Laverty was born in Calcutta in 1957. His parents moved there because they wanted "an adventure" but his father caught TB and the project was cut short. The family returned to Wigtown, in Dumfries and Galloway, where they ran a small business. Laverty lived in Wigtown until he was 12. "It was an idealistic childhood, " he says, "a wonderful experience because we had total and absolute freedom."

Then came seminary: two years in Langbank, four years at Blairs College in Aberdeen and two more years at the Pontifical Gregorian University in Rome. In the 450 years since it was founded it has produced 14 popes and 20 saints. Laverty, for his part, studied philosophy and learnt Italian. But critical thinking wasn't in the marrow of the place, which irked him. So too did the tendency to see things in black and white.

"I always distrust that in any walk of life.

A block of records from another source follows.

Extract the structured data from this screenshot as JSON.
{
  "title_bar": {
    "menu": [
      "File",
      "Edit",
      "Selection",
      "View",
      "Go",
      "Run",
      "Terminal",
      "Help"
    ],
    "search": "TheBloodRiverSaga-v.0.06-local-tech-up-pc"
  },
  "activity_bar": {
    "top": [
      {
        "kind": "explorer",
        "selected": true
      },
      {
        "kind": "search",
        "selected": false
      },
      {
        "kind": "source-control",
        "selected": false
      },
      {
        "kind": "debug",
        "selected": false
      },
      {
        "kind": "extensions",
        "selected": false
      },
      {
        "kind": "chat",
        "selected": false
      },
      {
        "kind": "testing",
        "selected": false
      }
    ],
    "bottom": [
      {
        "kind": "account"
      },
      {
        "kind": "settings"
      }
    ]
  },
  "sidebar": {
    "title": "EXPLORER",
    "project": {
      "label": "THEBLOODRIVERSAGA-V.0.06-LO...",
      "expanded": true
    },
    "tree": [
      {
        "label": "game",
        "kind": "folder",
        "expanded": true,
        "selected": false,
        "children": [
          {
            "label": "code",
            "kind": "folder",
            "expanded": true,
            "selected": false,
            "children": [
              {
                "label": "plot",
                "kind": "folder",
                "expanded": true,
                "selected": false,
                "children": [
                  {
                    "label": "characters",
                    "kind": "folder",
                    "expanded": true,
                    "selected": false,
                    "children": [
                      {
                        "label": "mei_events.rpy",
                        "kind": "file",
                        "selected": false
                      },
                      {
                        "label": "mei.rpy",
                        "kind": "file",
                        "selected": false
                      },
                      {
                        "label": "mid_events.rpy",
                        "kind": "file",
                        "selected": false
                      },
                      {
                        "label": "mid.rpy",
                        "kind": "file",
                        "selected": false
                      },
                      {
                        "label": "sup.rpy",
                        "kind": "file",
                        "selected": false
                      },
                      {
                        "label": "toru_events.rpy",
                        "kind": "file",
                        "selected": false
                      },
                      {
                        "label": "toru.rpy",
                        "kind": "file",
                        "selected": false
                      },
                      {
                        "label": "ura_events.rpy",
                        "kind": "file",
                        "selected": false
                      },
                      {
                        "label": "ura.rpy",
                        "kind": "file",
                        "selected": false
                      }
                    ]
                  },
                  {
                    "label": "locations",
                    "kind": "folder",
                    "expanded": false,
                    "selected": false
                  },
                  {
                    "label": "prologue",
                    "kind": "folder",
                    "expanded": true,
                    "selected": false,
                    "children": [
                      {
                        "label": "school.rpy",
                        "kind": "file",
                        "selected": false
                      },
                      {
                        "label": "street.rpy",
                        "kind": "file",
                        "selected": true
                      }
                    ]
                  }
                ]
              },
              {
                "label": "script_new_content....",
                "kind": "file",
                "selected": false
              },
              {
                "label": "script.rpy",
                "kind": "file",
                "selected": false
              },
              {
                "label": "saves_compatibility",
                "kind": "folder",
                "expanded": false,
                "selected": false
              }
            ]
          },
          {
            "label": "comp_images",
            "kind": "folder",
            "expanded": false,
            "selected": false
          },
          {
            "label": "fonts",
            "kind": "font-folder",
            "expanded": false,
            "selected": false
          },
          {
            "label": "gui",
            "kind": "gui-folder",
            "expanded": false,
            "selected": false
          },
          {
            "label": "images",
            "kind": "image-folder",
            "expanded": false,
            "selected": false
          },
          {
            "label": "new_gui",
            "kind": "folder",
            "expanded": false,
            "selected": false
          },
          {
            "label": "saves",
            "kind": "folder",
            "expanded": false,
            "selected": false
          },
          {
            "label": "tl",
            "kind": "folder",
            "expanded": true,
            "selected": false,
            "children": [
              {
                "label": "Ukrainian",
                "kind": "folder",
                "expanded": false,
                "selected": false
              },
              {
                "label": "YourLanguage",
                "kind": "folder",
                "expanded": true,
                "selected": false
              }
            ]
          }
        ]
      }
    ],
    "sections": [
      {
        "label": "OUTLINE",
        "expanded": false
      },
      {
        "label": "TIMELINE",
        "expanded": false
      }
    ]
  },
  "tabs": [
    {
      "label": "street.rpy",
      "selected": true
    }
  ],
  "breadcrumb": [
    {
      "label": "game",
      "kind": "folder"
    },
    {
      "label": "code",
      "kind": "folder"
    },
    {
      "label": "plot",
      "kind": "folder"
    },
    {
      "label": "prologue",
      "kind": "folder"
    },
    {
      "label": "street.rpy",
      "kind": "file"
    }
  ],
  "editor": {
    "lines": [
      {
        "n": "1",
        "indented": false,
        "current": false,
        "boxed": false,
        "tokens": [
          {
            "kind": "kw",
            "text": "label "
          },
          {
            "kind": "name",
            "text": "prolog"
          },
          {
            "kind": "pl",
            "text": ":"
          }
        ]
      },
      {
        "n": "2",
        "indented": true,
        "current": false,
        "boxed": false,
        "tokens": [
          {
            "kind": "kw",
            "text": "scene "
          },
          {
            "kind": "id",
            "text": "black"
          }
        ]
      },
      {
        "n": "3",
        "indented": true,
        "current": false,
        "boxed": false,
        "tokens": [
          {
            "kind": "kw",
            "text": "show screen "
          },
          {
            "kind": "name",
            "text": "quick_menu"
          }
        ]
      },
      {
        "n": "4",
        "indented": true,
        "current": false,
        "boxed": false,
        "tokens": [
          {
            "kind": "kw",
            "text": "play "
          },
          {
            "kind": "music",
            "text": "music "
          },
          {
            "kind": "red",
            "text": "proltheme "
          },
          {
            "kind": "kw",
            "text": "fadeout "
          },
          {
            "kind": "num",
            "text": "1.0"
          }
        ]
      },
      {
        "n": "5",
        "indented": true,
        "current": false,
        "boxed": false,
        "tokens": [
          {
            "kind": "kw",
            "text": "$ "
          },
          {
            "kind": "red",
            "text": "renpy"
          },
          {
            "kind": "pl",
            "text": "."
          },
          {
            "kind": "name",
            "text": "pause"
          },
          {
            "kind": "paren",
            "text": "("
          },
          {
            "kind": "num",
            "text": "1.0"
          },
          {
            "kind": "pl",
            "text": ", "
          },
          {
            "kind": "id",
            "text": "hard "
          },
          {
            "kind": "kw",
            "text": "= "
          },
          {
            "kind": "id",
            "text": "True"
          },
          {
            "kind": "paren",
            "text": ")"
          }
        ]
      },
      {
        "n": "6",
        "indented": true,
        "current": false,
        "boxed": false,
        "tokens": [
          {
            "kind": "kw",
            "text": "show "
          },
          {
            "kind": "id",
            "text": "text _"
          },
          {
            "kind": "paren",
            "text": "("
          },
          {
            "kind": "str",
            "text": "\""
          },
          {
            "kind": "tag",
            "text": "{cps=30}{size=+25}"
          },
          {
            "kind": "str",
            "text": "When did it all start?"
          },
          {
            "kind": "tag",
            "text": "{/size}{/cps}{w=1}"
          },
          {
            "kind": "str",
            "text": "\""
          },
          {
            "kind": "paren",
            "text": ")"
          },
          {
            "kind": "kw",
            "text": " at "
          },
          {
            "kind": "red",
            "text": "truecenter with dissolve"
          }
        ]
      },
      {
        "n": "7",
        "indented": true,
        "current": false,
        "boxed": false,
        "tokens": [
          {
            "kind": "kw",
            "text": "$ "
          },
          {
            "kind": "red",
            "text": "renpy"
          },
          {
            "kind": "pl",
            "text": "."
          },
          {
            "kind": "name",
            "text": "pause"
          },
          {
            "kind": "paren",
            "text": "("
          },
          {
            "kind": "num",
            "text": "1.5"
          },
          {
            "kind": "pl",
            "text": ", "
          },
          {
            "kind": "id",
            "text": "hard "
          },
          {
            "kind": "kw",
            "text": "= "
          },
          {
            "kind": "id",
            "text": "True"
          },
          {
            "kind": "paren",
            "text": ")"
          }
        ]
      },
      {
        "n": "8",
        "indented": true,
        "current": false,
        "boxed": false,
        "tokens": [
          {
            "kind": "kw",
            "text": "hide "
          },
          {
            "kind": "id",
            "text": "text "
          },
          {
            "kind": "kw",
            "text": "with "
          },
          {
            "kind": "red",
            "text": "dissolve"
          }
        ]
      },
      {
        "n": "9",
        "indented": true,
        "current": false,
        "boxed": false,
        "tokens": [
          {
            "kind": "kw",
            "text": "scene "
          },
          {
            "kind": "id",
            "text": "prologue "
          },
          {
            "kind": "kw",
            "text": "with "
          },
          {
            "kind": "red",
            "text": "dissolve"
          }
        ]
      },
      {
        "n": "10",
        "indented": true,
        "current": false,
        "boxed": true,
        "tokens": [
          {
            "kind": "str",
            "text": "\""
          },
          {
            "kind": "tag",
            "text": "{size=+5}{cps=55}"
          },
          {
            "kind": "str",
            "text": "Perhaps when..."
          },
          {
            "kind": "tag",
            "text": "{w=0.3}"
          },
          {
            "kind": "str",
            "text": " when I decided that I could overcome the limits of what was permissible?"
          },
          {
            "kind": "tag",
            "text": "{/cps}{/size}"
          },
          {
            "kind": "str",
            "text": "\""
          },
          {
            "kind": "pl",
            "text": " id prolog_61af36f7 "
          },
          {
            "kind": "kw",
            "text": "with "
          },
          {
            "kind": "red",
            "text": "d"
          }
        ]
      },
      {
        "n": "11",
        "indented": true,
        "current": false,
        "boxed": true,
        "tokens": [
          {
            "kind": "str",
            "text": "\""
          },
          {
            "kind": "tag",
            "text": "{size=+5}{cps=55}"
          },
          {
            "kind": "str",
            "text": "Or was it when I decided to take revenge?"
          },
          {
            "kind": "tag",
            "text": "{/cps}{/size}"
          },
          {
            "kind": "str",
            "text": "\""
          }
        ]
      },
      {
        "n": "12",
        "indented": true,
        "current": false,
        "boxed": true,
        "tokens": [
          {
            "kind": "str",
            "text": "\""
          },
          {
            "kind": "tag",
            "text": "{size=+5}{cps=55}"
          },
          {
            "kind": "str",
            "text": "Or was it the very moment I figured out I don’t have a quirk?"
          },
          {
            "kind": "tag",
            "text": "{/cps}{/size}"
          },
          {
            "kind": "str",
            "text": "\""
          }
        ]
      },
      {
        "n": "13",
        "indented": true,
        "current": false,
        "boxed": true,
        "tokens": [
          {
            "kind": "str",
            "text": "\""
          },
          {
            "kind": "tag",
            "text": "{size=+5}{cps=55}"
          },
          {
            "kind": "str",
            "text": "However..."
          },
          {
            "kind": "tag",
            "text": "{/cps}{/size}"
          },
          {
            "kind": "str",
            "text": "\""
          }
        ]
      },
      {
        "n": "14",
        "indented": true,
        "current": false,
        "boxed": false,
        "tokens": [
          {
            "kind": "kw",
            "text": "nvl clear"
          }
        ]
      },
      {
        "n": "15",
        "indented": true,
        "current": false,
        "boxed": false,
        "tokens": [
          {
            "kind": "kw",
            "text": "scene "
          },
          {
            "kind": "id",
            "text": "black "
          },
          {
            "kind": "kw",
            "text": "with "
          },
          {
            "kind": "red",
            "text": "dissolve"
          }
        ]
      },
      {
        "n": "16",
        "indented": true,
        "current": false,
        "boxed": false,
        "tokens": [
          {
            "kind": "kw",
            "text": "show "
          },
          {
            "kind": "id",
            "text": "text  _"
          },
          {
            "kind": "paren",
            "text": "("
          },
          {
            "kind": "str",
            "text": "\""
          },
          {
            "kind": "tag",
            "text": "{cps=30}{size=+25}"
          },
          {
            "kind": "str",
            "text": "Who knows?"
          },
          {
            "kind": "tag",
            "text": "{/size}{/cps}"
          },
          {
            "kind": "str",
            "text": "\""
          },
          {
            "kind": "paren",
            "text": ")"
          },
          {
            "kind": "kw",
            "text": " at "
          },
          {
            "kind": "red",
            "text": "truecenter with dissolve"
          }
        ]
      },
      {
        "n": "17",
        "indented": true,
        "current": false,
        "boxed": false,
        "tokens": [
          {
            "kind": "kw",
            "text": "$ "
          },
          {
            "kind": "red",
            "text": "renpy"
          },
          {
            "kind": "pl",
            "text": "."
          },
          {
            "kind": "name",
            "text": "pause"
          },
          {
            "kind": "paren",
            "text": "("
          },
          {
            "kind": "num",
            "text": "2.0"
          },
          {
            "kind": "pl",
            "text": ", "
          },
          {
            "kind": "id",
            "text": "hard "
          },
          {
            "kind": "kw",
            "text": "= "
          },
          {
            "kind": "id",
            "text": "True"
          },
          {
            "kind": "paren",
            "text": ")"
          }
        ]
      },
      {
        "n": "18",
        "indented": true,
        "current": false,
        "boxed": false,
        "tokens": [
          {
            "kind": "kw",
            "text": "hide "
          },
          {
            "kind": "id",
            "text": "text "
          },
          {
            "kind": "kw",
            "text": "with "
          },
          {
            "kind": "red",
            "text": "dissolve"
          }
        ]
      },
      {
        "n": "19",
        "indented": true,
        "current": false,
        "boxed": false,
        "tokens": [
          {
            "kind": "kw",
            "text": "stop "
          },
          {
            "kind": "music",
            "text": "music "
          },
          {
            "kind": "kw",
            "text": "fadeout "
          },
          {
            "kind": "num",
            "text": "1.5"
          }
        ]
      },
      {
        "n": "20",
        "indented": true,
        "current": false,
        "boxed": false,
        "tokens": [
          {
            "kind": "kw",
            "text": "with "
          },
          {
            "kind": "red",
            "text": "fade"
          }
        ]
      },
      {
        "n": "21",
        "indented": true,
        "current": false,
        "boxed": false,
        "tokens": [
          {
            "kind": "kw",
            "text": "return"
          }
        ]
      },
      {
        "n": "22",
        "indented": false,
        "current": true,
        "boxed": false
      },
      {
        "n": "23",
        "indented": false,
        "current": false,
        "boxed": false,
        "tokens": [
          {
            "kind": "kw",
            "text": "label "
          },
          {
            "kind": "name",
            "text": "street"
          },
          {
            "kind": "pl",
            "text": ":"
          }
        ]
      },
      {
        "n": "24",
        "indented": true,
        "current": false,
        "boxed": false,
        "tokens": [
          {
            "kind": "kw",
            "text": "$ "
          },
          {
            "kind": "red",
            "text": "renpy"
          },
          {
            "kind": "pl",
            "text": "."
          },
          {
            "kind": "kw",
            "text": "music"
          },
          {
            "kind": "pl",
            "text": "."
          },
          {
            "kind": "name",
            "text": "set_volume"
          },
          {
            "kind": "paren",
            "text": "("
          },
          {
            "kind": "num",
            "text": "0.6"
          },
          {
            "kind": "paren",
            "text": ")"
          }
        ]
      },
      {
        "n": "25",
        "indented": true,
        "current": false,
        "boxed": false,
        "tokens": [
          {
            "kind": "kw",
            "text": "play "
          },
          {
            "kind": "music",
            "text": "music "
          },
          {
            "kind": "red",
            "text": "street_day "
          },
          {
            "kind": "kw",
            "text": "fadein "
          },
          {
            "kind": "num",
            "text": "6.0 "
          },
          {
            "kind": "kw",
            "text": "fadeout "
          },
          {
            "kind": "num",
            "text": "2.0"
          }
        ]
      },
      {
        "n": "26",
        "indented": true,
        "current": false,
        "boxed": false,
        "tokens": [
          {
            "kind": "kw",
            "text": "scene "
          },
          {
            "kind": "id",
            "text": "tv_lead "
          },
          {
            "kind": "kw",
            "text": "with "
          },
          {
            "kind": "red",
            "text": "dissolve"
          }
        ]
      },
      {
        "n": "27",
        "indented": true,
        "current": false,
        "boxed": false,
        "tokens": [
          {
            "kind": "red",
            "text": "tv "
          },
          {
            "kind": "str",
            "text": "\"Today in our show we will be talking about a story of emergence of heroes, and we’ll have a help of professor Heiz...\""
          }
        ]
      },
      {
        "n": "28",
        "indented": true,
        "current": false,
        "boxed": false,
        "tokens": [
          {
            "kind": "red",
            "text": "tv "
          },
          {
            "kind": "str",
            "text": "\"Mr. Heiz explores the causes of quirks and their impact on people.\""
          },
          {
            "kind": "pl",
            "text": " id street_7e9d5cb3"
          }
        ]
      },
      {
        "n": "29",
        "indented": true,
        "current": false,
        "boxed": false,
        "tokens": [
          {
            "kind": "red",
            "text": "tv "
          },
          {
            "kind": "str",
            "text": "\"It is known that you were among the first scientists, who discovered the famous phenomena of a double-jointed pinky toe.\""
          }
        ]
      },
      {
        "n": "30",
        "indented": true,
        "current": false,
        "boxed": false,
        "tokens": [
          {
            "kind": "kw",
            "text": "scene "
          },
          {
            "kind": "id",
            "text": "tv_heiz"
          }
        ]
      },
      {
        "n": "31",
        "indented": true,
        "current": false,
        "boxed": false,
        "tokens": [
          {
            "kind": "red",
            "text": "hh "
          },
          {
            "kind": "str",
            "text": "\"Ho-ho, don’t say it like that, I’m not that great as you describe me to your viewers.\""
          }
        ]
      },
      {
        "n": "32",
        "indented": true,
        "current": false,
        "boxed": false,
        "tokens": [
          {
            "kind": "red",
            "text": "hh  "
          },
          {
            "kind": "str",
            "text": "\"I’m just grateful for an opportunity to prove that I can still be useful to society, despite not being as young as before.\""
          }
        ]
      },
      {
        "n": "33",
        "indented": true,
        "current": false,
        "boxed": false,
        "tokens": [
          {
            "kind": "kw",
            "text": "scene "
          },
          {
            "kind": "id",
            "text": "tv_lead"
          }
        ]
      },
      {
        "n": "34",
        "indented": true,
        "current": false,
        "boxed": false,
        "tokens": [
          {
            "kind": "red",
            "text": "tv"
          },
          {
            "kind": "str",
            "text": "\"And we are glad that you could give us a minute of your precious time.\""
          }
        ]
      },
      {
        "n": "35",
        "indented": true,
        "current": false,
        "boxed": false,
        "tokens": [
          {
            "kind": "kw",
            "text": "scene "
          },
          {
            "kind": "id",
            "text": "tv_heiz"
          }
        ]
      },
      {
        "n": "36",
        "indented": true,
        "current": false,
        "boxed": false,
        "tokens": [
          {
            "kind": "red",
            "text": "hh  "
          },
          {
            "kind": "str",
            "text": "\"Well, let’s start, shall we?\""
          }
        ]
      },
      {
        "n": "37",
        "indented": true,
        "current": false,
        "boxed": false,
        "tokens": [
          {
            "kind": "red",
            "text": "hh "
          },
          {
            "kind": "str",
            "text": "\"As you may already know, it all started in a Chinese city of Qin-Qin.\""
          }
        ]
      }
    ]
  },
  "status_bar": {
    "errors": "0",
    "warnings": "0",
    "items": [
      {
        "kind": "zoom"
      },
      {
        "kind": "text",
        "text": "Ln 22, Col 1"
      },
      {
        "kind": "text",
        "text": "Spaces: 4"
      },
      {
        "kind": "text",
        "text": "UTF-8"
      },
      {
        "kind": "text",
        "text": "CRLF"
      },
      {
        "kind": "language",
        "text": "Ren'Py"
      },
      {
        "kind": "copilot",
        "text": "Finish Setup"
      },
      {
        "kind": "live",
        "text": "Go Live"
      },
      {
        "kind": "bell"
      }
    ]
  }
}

You have to be aware that we are full of complexity and contradiction and that's really stuck with me - But I couldn't have written Ae Fond Kiss without that experience. Talking to young muslims and seeing how they felt the weight of Islam and the weight of previous generations I realised it was similar to my own experience with Catholicism. We realised we had more in common than not."

Would he have made a good priest?

"No, it would have been a ridiculous idea.

Seminary became increasingly claustrophobic as I got older and asked more questions and it became really intolerable towards the end, particularly in Rome."

Gone too is his grasp of Italian, supplanted by the Spanish he learned in Central America and which he uses daily in Madrid.

But one thing he has never lost is his questing spirit. Like the stories he writes and the films he makes, he is both Scottish and international in outlook. His vision and interests are expansive but he retains the ability to look in forensic detail at Scotland and the Scots; and perhaps, after all, it helps that he does it from a distance.

"I just want to know what is beyond my own experience, " he says simply. "I have an incredible curiosity for what's happening on the other side of the mountain."

And that journey continues. Another screenplay for Loach is finished, this time about east European immigrants finding their feet in Britain, and Laverty is currently working on a story set in 16th-century Spain.

I ask if it's Don Qioxote, recalling the curse that befalls anyone trying to film Cervantes's novel.

"No, " he laughs. "I promise it's not Don Quixote." Tilting at windmills just isn't his style.